Este é o mesmo conceito de solidariedade
que inspira a Igreja católica no seu empenhamento em benefício dos projectos humanitários.
A caridade cristã encoraja o envolvimento activo dos católicos da Suazilândia – embora
estes constituam apenas uma exígua minoria entre os seus concidadãos – na obra de
desenvolvimento do progresso humano no próprio país, especialmente mediante a actividade
da Igreja nos campos da educação, da assistência médica e dos serviços sociais.

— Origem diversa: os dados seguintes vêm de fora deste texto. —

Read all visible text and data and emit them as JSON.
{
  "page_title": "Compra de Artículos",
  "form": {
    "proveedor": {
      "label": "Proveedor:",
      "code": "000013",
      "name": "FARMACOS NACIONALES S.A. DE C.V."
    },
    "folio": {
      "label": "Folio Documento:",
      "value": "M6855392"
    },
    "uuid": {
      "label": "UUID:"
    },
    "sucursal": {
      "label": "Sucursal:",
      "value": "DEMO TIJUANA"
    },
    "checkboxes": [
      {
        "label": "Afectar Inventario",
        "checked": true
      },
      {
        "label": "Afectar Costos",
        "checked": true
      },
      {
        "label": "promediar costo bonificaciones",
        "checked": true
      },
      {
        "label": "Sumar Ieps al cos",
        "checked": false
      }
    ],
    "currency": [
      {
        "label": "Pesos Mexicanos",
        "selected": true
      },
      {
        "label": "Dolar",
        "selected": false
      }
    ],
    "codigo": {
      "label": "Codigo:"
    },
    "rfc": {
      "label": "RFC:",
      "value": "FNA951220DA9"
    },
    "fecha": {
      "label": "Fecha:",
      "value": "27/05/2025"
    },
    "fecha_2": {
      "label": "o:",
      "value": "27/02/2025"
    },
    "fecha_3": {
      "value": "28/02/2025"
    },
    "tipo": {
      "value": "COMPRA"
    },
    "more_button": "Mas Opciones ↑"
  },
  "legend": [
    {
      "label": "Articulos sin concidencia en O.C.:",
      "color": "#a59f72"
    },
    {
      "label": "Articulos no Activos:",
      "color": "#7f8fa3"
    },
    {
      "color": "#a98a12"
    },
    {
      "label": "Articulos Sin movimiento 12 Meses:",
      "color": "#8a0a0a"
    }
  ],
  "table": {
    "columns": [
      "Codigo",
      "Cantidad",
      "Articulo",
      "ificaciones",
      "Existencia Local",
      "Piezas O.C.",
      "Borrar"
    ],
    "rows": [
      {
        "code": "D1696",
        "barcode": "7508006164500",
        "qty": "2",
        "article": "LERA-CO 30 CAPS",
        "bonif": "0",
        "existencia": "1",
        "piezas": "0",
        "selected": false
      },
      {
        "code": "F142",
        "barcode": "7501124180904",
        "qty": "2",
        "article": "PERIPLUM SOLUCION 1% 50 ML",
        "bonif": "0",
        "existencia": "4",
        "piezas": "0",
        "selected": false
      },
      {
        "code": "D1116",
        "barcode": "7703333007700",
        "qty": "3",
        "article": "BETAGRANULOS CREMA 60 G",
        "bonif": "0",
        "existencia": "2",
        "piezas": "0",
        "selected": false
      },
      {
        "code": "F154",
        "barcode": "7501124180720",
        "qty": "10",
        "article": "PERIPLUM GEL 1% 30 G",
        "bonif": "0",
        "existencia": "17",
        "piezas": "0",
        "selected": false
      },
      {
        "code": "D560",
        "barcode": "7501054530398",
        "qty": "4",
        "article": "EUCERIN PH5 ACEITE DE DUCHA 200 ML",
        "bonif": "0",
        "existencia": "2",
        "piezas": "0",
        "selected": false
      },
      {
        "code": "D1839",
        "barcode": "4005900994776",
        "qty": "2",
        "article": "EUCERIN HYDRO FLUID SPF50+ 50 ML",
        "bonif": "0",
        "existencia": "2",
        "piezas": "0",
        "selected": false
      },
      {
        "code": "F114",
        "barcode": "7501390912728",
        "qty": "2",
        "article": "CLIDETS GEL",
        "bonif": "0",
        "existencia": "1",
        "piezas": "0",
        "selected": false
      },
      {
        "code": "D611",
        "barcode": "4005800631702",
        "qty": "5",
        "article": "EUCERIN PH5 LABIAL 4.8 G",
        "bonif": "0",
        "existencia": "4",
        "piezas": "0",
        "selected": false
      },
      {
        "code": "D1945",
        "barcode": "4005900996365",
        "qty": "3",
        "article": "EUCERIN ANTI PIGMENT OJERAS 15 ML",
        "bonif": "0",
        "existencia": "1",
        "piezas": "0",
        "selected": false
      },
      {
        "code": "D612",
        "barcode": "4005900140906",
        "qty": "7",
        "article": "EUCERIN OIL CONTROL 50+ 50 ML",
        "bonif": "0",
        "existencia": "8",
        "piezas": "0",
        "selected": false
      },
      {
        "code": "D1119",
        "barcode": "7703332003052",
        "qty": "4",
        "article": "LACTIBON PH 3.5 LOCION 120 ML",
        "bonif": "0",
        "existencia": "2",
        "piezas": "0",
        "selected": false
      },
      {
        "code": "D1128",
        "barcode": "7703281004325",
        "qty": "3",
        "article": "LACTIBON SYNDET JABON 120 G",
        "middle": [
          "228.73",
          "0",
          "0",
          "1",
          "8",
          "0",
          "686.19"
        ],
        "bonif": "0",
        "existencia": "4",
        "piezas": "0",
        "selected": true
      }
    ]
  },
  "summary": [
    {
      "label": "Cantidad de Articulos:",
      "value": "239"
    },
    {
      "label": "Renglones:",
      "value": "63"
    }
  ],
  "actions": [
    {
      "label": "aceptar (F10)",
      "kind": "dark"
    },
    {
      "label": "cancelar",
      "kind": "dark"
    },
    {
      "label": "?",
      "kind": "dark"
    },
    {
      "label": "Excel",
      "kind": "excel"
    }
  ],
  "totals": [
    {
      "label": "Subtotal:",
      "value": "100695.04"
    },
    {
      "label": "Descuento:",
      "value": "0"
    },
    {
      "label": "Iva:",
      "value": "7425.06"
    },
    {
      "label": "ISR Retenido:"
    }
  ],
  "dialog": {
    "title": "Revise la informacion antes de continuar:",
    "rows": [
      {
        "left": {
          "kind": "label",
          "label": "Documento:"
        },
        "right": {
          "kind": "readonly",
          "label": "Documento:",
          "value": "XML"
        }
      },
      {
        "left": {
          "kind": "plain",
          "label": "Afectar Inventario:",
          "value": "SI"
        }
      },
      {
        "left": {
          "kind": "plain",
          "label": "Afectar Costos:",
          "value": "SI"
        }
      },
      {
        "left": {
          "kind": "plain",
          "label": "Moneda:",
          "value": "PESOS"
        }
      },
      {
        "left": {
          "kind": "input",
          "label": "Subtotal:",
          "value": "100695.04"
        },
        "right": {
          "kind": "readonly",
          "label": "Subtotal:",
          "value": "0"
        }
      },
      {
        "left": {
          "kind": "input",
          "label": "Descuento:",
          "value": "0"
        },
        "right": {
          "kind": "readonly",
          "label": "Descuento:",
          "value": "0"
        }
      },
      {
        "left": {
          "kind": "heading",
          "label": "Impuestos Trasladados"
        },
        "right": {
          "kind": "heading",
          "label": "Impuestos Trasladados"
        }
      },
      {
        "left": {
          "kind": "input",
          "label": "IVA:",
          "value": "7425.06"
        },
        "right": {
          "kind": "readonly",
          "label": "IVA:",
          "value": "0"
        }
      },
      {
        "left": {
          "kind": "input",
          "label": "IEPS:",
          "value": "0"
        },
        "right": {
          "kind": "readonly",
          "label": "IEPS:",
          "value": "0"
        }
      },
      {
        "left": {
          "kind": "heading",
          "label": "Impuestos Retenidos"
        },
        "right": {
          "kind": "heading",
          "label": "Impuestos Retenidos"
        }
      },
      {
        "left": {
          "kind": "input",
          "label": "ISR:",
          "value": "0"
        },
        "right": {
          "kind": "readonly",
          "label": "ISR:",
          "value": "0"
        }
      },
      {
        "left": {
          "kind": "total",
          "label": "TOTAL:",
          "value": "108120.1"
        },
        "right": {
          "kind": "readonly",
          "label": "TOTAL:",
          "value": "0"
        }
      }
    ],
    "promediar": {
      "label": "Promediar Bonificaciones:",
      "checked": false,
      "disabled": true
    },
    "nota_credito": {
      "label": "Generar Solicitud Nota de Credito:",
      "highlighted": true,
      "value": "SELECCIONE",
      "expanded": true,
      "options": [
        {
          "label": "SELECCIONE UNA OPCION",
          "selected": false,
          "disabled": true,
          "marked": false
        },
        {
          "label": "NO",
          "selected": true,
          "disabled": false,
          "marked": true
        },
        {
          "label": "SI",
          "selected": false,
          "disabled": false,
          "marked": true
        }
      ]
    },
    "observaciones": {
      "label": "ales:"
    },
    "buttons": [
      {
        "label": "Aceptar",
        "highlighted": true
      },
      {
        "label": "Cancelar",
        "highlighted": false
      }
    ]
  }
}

Agradeço-lhe,
Senhor Embaixador, as palavras de apreço pelo compromisso da Igreja nestes sectores
e estou persuadido de que, com a garantia legal da liberdade religiosa na Suazilândia,
a comunidade católica poderá continuar a pregar a Boa Nova da salvação e a dar testemunho
da mesma mediante concretas obras de caridade e misericórdia.
Alteza Real,
a minha esperança é de que durante o período do seu serviço, a amizade e a compreensão
que têm caracterizado os relacionamentos entre o Reino da Suazilândia e a Santa Sé
continuem a aumentar. Asseguro-lhe a plena cooperação da Cúria Romana no exercício
da sua sublime missão e invoco sobre Vossa Excelência e o inteiro povo da Suazilândia
abundantes bênçãos de Deus Todo-Poderoso.